Facile, formulaic and utterly charm-free, “Homework” runs 84 minutes with nary a sincere emotional moment. Helmer Gavin Wiesen’s screenplay doesn’t add much to the disaffected-youth genre apart from a soulless gloss, and young Freddie Highmore, as the disaffected but artistically gifted George Zinavoy, is trapped in his own mannerisms, consistently reminding the viewer that he’s supposed to be playing someone special, yet never closing the argument. Sundance pickup by Fox Searchlight will ensure wide exposure, but word of mouth could stop pic in its tracks.
Set in upper Upper Manhattan, among a privileged society where high school students can drink hassle-free in bars, spend their evenings in nightclubs and morbidly obsess over mortality, “Homework” is an outsider story with an anemic rebel at its center. Yes, George defies all instruction at home and school, but his motivations are unclear, his passion all but absent. While sneaking a smoke one day (on his exclusive school’s roof deck), he meets the precocious Sally Howe (Emma Roberts), who sets him on an all-new course while setting his heart and hormones aflutter.
Sally lives with her promiscuous mother, Charlotte (Elizabeth Reaser), while George lives with his cloying mother, Vivian (Rita Wilson), and oppressive stepfather, Jack (Sam Robards). All in all, however, the problems of two little people — these two, anyway — don’t amount to a hill of beans in this crazy world, and “Homework” suggests a portrait of the artist as a young whiner. The relative insignificance of the problems facing these tortured characters isn’t offensive, exactly, but it’s terribly hard to care about people who lobby so insistently about their pain in a film that makes every effort to be so safe, slick and easily digestible.

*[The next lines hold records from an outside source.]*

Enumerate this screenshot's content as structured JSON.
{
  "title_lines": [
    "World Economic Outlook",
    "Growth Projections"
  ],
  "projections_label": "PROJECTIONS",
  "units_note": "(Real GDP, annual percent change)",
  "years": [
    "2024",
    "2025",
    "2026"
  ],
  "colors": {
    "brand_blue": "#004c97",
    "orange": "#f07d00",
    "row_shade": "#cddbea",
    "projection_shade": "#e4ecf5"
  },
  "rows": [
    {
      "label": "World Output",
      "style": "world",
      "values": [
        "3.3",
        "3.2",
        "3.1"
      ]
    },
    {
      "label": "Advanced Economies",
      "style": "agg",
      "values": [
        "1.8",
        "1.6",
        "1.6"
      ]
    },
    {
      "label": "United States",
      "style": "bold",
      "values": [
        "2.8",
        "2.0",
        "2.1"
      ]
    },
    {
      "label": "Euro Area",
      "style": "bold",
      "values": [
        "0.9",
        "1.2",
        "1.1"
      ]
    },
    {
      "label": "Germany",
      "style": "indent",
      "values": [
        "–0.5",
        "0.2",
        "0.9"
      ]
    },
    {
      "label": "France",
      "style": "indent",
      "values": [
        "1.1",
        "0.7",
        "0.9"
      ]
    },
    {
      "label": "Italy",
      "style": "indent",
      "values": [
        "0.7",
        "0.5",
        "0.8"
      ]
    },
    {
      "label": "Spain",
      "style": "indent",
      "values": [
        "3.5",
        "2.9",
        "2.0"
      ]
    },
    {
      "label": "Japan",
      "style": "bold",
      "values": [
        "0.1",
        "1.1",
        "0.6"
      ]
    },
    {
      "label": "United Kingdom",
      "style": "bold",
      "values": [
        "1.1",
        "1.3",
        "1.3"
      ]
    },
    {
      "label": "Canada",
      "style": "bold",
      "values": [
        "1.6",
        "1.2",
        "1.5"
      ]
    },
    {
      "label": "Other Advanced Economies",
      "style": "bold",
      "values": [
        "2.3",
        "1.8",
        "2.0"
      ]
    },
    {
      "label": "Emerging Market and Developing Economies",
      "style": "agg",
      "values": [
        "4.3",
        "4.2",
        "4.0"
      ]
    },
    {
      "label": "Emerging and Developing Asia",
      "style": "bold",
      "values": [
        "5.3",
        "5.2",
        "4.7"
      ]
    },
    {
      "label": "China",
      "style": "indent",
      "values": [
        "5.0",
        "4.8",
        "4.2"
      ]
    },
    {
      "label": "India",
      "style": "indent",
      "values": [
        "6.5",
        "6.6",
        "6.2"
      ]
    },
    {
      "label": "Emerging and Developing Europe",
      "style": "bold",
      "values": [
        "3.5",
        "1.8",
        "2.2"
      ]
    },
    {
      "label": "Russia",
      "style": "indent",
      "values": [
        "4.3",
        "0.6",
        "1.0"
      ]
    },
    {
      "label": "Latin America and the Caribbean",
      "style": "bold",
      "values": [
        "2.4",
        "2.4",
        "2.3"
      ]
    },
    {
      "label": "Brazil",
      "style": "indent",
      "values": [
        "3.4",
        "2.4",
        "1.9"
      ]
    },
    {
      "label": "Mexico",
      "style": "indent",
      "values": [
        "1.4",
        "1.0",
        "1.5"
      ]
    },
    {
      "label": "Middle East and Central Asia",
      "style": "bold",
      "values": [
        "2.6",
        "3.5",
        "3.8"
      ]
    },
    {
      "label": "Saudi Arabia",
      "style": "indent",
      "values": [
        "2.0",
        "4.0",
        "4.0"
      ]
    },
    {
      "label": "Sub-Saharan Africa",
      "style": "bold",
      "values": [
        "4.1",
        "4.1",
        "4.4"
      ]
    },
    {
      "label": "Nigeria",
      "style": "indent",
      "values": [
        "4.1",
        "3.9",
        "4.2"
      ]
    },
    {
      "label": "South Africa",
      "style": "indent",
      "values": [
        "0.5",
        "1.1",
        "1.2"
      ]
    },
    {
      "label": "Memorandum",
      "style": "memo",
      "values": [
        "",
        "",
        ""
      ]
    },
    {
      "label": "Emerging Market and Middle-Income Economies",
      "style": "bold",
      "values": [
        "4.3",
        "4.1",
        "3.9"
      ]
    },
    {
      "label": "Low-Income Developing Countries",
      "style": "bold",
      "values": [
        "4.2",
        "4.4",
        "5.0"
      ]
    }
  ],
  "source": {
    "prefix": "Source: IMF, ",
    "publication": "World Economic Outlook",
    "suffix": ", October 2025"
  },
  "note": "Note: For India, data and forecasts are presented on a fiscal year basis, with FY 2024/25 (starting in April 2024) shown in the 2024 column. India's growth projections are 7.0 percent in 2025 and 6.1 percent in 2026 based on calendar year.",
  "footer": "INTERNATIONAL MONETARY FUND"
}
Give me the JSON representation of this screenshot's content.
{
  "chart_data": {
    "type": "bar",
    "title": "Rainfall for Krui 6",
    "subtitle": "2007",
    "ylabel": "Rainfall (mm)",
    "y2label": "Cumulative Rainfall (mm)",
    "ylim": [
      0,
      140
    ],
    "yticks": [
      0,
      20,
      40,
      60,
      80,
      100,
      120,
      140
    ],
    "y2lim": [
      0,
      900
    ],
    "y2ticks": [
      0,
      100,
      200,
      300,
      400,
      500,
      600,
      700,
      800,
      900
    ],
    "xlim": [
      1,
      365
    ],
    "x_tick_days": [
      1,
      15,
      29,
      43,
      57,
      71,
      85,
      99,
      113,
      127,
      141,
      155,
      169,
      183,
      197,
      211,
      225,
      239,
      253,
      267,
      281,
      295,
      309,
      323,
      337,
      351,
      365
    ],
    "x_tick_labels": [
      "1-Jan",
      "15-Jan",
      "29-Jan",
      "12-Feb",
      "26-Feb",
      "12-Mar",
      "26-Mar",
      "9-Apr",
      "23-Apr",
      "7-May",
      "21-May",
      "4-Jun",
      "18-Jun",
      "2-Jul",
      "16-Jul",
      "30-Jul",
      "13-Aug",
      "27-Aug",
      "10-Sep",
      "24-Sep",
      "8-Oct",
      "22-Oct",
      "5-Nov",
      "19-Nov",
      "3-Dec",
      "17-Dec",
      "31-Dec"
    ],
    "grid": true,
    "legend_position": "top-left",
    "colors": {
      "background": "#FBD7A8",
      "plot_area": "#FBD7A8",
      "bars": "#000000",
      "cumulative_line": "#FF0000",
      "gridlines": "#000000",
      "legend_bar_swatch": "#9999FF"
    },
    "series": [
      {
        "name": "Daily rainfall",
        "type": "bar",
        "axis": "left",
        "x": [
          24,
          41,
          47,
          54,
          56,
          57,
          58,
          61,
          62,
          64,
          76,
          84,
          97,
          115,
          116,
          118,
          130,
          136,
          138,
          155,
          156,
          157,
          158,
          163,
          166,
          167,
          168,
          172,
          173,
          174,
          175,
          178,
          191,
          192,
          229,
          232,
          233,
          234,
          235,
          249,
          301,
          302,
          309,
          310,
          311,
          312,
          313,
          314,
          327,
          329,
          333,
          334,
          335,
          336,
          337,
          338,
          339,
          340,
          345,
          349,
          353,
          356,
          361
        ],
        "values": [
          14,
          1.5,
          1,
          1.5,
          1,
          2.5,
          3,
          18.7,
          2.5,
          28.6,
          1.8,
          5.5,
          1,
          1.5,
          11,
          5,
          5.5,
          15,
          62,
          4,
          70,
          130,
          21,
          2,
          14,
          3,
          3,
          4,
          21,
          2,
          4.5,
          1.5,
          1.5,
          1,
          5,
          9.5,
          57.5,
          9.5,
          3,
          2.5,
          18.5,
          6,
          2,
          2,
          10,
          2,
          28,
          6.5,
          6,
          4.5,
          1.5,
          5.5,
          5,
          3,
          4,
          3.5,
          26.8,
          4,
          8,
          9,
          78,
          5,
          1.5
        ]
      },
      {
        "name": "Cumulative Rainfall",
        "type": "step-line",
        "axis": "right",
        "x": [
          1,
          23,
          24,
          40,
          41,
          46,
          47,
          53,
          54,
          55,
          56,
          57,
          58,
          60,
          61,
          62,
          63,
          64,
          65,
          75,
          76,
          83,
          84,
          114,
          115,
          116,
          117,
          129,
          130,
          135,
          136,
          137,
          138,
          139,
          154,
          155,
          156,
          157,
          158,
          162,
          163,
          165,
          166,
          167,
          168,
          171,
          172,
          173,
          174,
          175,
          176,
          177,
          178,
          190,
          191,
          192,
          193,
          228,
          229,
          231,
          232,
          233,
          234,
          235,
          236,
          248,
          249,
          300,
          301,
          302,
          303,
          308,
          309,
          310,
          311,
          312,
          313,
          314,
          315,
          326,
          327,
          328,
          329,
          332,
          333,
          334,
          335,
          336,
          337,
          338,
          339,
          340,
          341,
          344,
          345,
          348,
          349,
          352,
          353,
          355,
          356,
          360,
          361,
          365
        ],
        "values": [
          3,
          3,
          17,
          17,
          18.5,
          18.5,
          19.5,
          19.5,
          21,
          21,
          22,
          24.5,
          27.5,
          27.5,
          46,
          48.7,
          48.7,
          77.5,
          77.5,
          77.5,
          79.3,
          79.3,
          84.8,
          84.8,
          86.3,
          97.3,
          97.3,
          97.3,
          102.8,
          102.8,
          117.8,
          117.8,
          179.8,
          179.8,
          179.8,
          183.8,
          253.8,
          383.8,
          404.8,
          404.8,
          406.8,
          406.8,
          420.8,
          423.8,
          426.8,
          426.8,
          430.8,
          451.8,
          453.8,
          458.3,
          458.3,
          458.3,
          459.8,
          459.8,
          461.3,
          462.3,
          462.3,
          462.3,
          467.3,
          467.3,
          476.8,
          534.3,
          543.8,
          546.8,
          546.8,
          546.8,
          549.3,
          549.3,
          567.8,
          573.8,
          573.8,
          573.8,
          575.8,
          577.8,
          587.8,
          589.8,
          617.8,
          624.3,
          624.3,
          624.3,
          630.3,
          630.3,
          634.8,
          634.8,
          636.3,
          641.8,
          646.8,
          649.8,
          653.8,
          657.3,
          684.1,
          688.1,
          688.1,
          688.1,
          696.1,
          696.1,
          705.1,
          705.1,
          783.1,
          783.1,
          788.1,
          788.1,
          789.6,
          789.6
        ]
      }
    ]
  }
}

Highmore is in a transitional phase between kid parts (“Charlie and the Chocolate Factory,” “August Rush”) and adult roles, but, as often happens with child actors, naturalness has been replaced with mannerism. As George, he telegraphs every mood and emotion, and Roberts is equally fussy and shallow. The one solid performance comes from Michael Angarano as an artist who, as George’s mentor, seems dangerously interested in Sally. Angarano’s solid perf renders the character far more sympathetic than he probably should be.
Production values are tops, especially Ben Kutchins’ shooting.